Ярость, знакомая, неконтролируемая, вдруг ослепила, захлестнула: захотелось впиться в нежную кожу длинными ногтями, изорвать, испортить. Он сдержал порыв. Стоило признать, она удивила его. Зачем она это сделала? Зачем? Потому что захотела сама?..

Это не должно было стать его слабостью. Это вообще никогда не должно было вставать на его пути. Досадная случайность, нелепость. В длинных пальцах молниеносно возникла палочка, похожая на тонкую белую кость.

У лорда Волдеморта нет слабостей.

Кончик палочки, стремительный, — прямо к ее горлу. Режущее? Вот так просто, пока спит. Секунда. Две. Три… Или нет. Лучше привычное и незаметное — всего два слова, и все будет кончено. Пятнадцать. Шестнадцать… Он видел ее спящей слишком много раз, слишком часто… Целая вечность прошла с того момента, как она появилась в поместье — грязнокровка, каких тысячи, просто девчонка, каких миллионы, но теперь она спокойно спит в его — в его, Темного Лорда! — руках (абсурд!), принадлежащая ему одному, доводящая до исступления, и непостижимость ее становится едва ли не абсолютной. Он ненавидел загадки, которые не мог разгадать. Проще уничтожить.
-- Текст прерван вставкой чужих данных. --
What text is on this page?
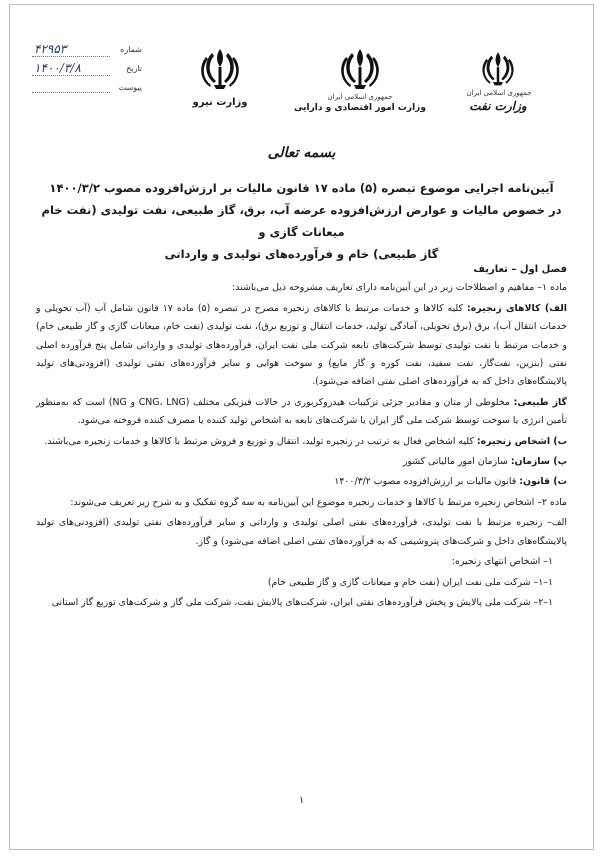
شماره
۴۲۹۵۳
تاریخ
۱۴۰۰/۳/۸
پیوست
وزارت نیرو	جمهوری اسلامی ایران
وزارت امور اقتصادی و دارایی
جمهوری اسلامی ایران
وزارت نفت
بسمه تعالی
آیین‌نامه اجرایی موضوع تبصره (۵) ماده ۱۷ قانون مالیات بر ارزش‌افزوده مصوب ۱۴۰۰/۳/۲
در خصوص مالیات و عوارض ارزش‌افزوده عرضه آب، برق، گاز طبیعی، نفت تولیدی (نفت خام میعانات گازی و
گاز طبیعی) خام و فرآورده‌های تولیدی و وارداتی

فصل اول – تعاریف

ماده ۱– مفاهیم و اصطلاحات زیر در این آیین‌نامه دارای تعاریف مشروحه ذیل می‌باشند:

الف) کالاهای زنجیره: کلیه کالاها و خدمات مرتبط با کالاهای زنجیره مصرح در تبصره (۵) ماده ۱۷ قانون شامل آب (آب تحویلی و خدمات انتقال آب)، برق (برق تحویلی، آمادگی تولید، خدمات انتقال و توزیع برق)، نفت تولیدی (نفت خام، میعانات گازی و گاز طبیعی خام) و خدمات مرتبط با نفت تولیدی توسط شرکت‌های تابعه شرکت ملی نفت ایران، فرآورده‌های تولیدی و وارداتی شامل پنج فرآورده اصلی نفتی (بنزین، نفت‌گاز، نفت سفید، نفت کوره و گاز مایع) و سوخت هوایی و سایر فرآورده‌های نفتی تولیدی (افزودنی‌های تولید پالایشگاه‌های داخل که به فرآورده‌های اصلی نفتی اضافه می‌شود).

گاز طبیعی: مخلوطی از متان و مقادیر جزئی ترکیبات هیدروکربوری در حالات فیزیکی مختلف (CNG، LNG و NG) است که به‌منظور تأمین انرژی یا سوخت توسط شرکت ملی گاز ایران یا شرکت‌های تابعه به اشخاص تولید کننده یا مصرف کننده فروخته می‌شود.

ب) اشخاص زنجیره: کلیه اشخاص فعال به ترتیب در زنجیره تولید، انتقال و توزیع و فروش مرتبط با کالاها و خدمات زنجیره می‌باشند.

پ) سازمان: سازمان امور مالیاتی کشور

ت) قانون: قانون مالیات بر ارزش‌افزوده مصوب ۱۴۰۰/۳/۲

ماده ۲– اشخاص زنجیره مرتبط با کالاها و خدمات زنجیره موضوع این آیین‌نامه به سه گروه تفکیک و به شرح زیر تعریف می‌شوند:

الف– زنجیره مرتبط با نفت تولیدی، فرآورده‌های نفتی اصلی تولیدی و وارداتی و سایر فرآورده‌های نفتی تولیدی (افزودنی‌های تولید پالایشگاه‌های داخل و شرکت‌های پتروشیمی که به فرآورده‌های نفتی اصلی اضافه می‌شود) و گاز.

۱– اشخاص انتهای زنجیره:

۱–۱– شرکت ملی نفت ایران (نفت خام و میعانات گازی و گاز طبیعی خام)

۱–۲– شرکت ملی پالایش و پخش فرآورده‌های نفتی ایران، شرکت‌های پالایش نفت، شرکت ملی گاز و شرکت‌های توزیع گاز استانی

۱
…Но Грейнджер не спала больше: не шевелясь, затаив дыхание, наблюдала за его внезапным внутренним разладом. Не было в ней ни страха, ни даже привычного ему щекочущего сладкого трепета. Не было и опустошающей ярости, которую сам он не знал, как избыть, не знал, на ком выместить. Не должна ли ты, грязнокровка, чувствовать то же самое?.. Знаешь ли ты, глупая девчонка, что твоя жизнь сейчас висит на волоске?

Он, безмолвный, напряженный, смотрел в ее темные глаза и видел в них себя. Она все это прекрасно знала.

Каждую секунду, когда он был рядом, она точно знала и ни капли не страшилась; чего угодно, но только не этого! И лорд Волдеморт никак не мог понять, почему. Ты не боишься смерти? Так я докажу тебе, что ее нужно бояться!